The 1,400km (800 miles) East African Crude Oil Pipeline (EACOP) will tomorrow be launched by President Museveni and his Tanzanian counterpart, John Pombe Magufuli, the Foreign Affairs says.
The head of public diplomacy at Ministry of Foreign Affairs, Mrs Margret Kafeero, told TheUgandan on Friday that the $4bn (£2.8bn) project’s historical function will be held in Tanga on Saturday, August 5.
Uganda is expected to start pumping its oil to international markets in three years.
The two leaders had in May signed a communique agreeing to begin setting up the EACOP plan from Hoima in western Uganda to Tanga, a northern seaport city in Tanzania.

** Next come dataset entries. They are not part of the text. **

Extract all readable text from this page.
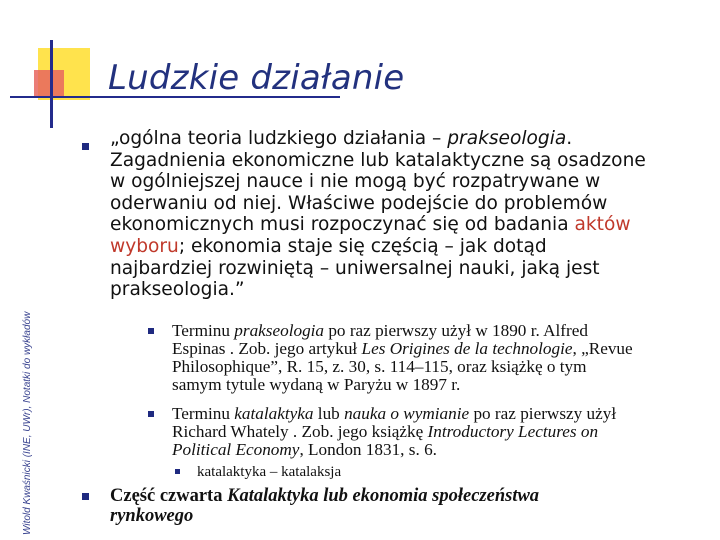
Ludzkie działanie
Witold Kwaśnicki (INE, UWr), Notatki do wykładów
„ogólna teoria ludzkiego działania – prakseologia.
Zagadnienia ekonomiczne lub katalaktyczne są osadzone
w ogólniejszej nauce i nie mogą być rozpatrywane w
oderwaniu od niej. Właściwe podejście do problemów
ekonomicznych musi rozpoczynać się od badania aktów
wyboru; ekonomia staje się częścią – jak dotąd
najbardziej rozwiniętą – uniwersalnej nauki, jaką jest
prakseologia.”
Terminu prakseologia po raz pierwszy użył w 1890 r. Alfred
Espinas . Zob. jego artykuł Les Origines de la technologie, „Revue
Philosophique”, R. 15, z. 30, s. 114–115, oraz książkę o tym
samym tytule wydaną w Paryżu w 1897 r.
Terminu katalaktyka lub nauka o wymianie po raz pierwszy użył
Richard Whately . Zob. jego książkę Introductory Lectures on
Political Economy, London 1831, s. 6.
katalaktyka – katalaksja
Część czwarta Katalaktyka lub ekonomia społeczeństwa
rynkowego
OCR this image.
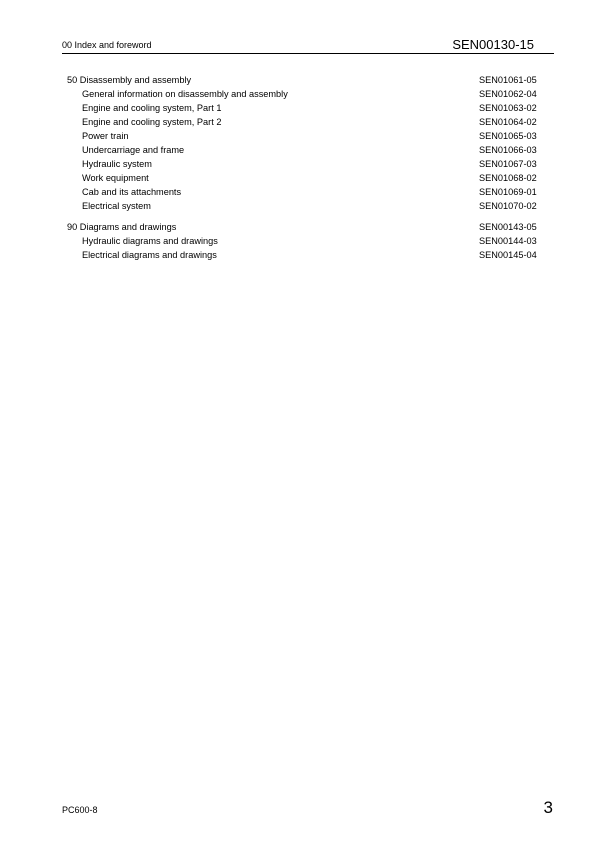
00 Index and foreword	SEN00130-15
50 Disassembly and assembly	SEN01061-05
General information on disassembly and assembly	SEN01062-04
Engine and cooling system, Part 1	SEN01063-02
Engine and cooling system, Part 2	SEN01064-02
Power train	SEN01065-03
Undercarriage and frame	SEN01066-03
Hydraulic system	SEN01067-03
Work equipment	SEN01068-02
Cab and its attachments	SEN01069-01
Electrical system	SEN01070-02
90 Diagrams and drawings	SEN00143-05
Hydraulic diagrams and drawings	SEN00144-03
Electrical diagrams and drawings	SEN00145-04
PC600-8	3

Uganda and Tanzania agreed last year that the 1,443-kilometre crude oil pipeline would go through the latter country after shelving plans to have it pass through Kenya.
The 24-inch diameter pipeline will be heated so it can keep highly viscous crude oil liquid enough to flow.
Completion of the pipeline is due in 2020 to coincide with the latest target date for first crude production – although slippage of both timetables is widely anticipated in light of the persistent upstream and downstream development delays since the discovery of oil in 2006.
30 000 bpd is envisaged feeding a greenfield refinery at Hoima. Implementation of the estimated US$4 billion downstream project remains in limbo following withdrawal of the putative foreign partner, Russia’s RT Resources, in the summer of last year.